Prostate biopsy: Men with high PSA results or other symptoms of cancer may
have a tissue sample taken of their prostate to determine whether cancer is
present.
Screening for Cancer
Screening for prostate
cancer is controversial. You may read different kinds of advice and guidance
from various sources. Talk to your doctor about what is best for you.

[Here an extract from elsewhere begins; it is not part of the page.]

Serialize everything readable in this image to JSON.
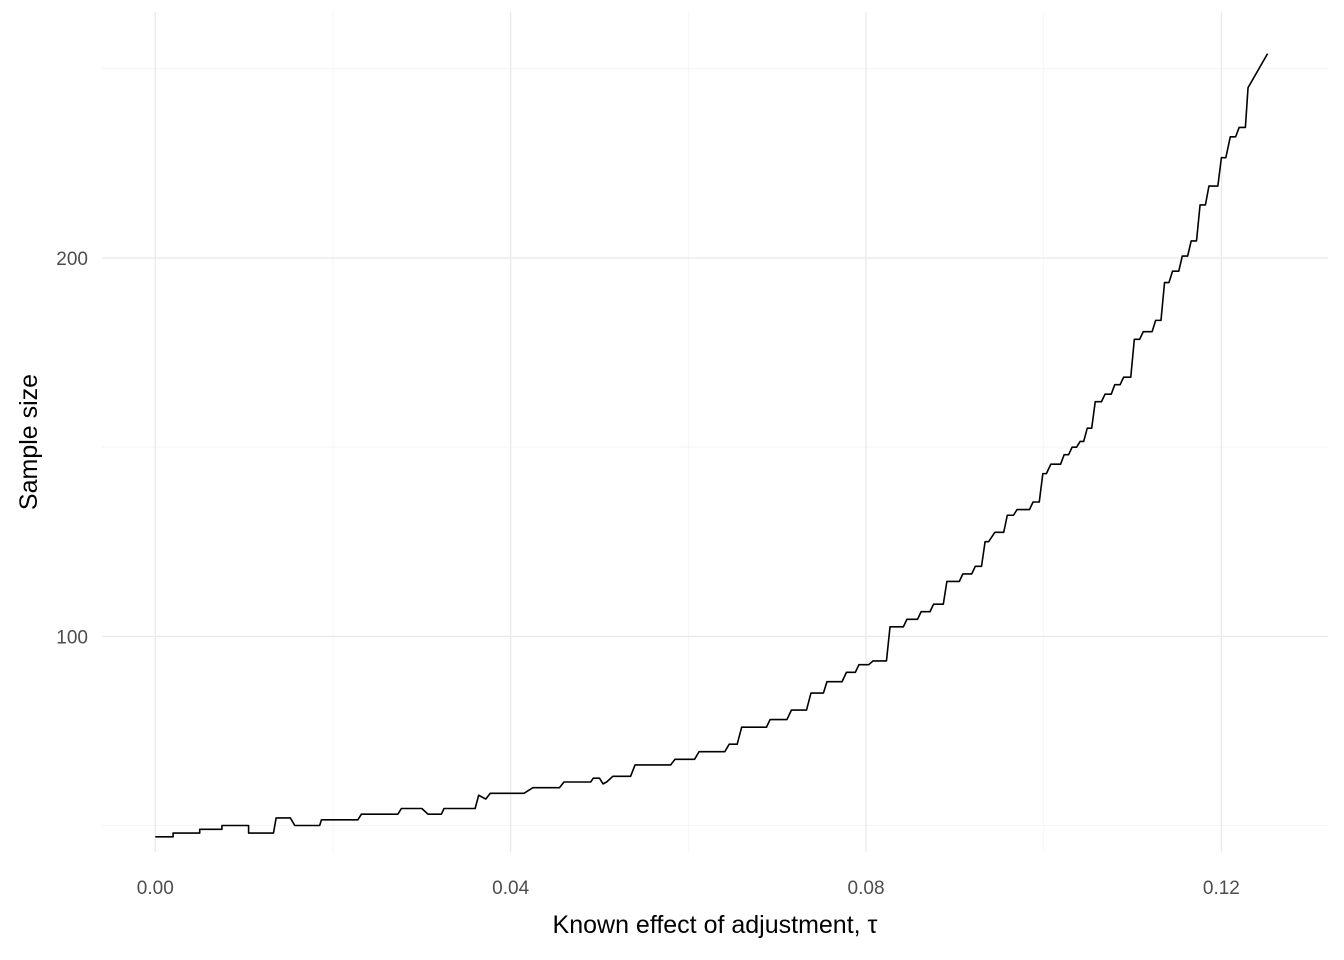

The American Cancer Society: It says men should talk to their doctors about
the benefits, risks, and limits of prostate cancer screening before deciding
whether to be tested. This discussion should take place:
- At
age 50 for men with an average chance for prostate cancer
- At
45 for men with a higher chance for the condition: this includes
African-Americans and men who have a father, brother, or son who has been
diagnosed with prostate cancer at 65 or younger
- At
age 40 for men who have more than 1 first-degree relative (father,
brother, or son) diagnosed with prostate cancer at an early age
The American
Urological Association: It recommends that men ages 55 to 69
who are considering screening should talk with their doctor about the risks and
benefits of testing and make the decision based on their personal situation and
needs.
The group does not suggest screening for:
- Men 39 and younger
- Men who are 40 to 54 and have only an average chance
of getting cancer
A routine interval of 2 years or more may be preferred over yearly tests
in those men who have decided on screening after talking with their doctor.
Compared with annual screening, it is expected that 2-year intervals
give you most of the benefits and reduce false positive results.
Routine PSA screening is not recommended for men older than 70 or for
any man who is expected to live only 10 to 15 more years.
The U.S. Preventive
Services Task Force: It recommends that men ages 55
to 69 who are considering screening should talk with their doctor about the
risks and benefits of testing and make the decision based on their personal
situation and needs.
Routine PSA screening is not recommended for men older than 70.